The REAL fix, is to /usr/src/usr.lib/lpr/rmjob.c as follows:
92c92
<       if (assasinated && !startdaemon(host))
---
>       if (assasinated && !startdaemon(printer))

-King
ARPA: ables@mcc.arpa
UUCP: {ihnp4,seismo,ctvax}!ut-sally!im4u!milano!mcc-pp!ables

thorinn@diku.UUCP (Lars Henrik Mathiesen) (03/26/86)

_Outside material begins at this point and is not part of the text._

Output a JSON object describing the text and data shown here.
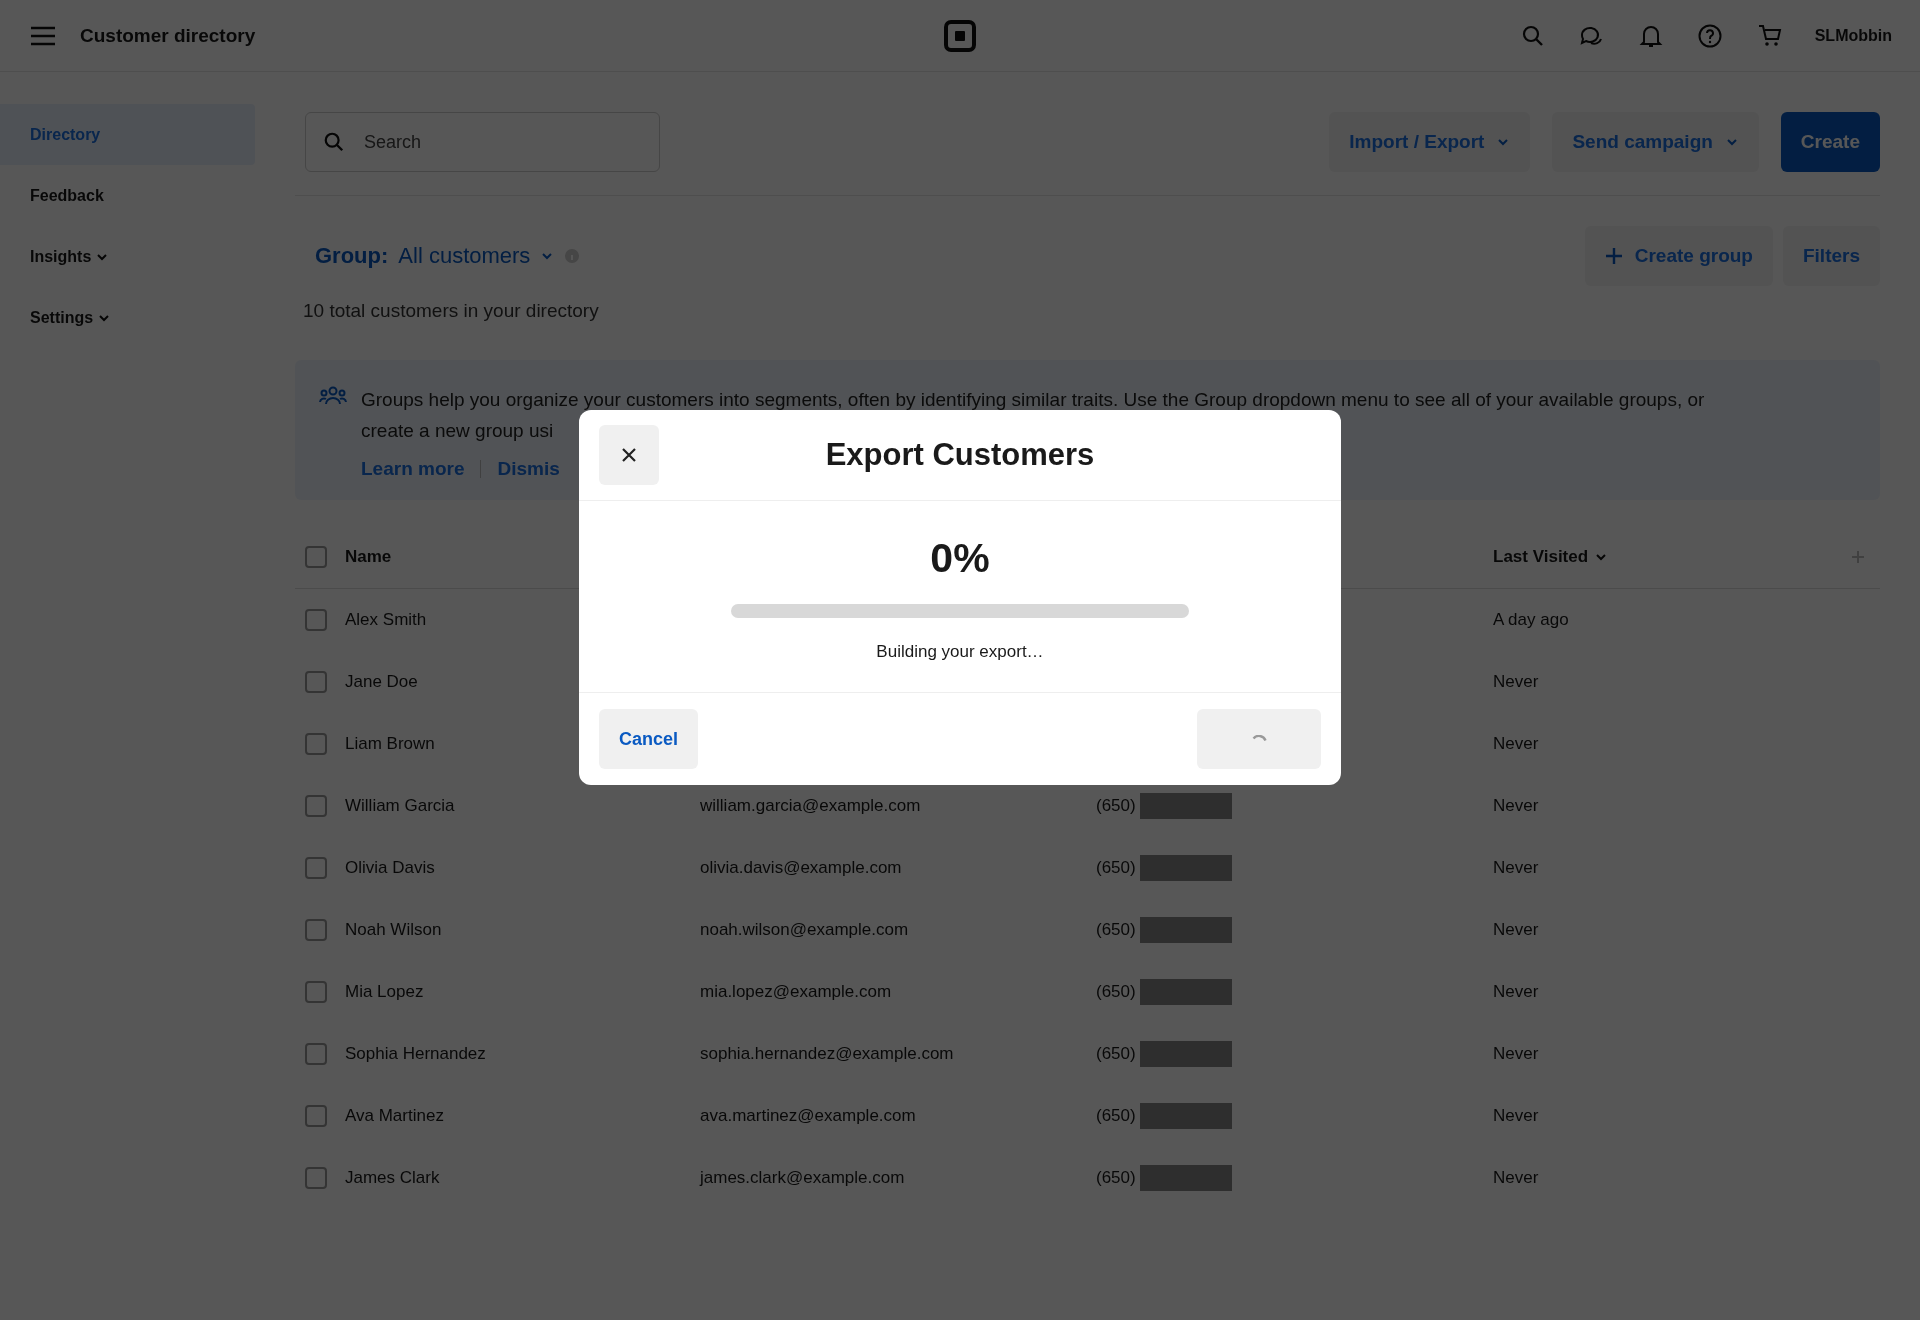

In article <64@paisley.ac.uk> rh@cs.paisley.ac.uk (Robert Hamilton) writes:
>After lprm on an active job lpd was restarted with printer {hostname}
>In our case paisley.

  The obvious fix (if you have source) is to change the call of startdaemon
in line 92 in rmjob.c from
	...startdaemon(host)...
to
	...startdaemon(printer)...
I don't suppose the developer at Berkeley ever tried removing an active print
job when other jobs were in the queue.
--
Lars Mathiesen, DIKU, U. of Copenhagen, Denmark		..mcvax!diku!thorinn

hosking@convexs.UUCP (03/31/86)

> /* Written  4:40 pm  Mar 24, 1986 by ables@milano.UUCP in net.bugs.4bsd */
> The REAL fix, is to /usr/src/usr.lib/lpr/rmjob.c as follows:
> 92c92
> <       if (assasinated && !startdaemon(host))
> ---
> >       if (assasinated && !startdaemon(printer))
> 
> /* End of text from convexs:net.bugs.4bsd */

One of the people here added an additional fix to this code.  There are
apparently races possible between starting/killing daemons.  Our version
of rmjob.c looks like this:

	/*
	 * Restart the printer daemon if it was killed
	 *  but first wait until the daemon is really dead
	 */
	if (assasinated) {   /* added by ACS, 11/12/85 fixes lprm bug */
		int lfd;    /* lock file descriptor */
		lfd = open(LO, O_WRONLY|O_CREAT, 0644);
		if (lfd < 0) {
			printf("cannot create %s", LO);
			exit(1);
		}

		/* when lock succeeds it's ok to restart the daemon */

		if (flock(lfd, LOCK_EX) < 0) { 

			printf("rmjob: cannot lock %s", LO);
			exit(1);
		}
		(void)close(lfd); /* implicit unlock */
	}
	if (assasinated && !startdaemon(printer))
		fatal("cannot restart printer daemon\n");
	exit(0);
}

I've never really looked at the problem in any detail, but since this
change went in, I don't recall ever seeing daemons lost due to lprm...
and it happened quite a bit before the change went in.

				Doug Hosking
				Convex Computer Corp.
				Richardson, TX
				{allegra, ihnp4, uiucdcs}!convex!hosking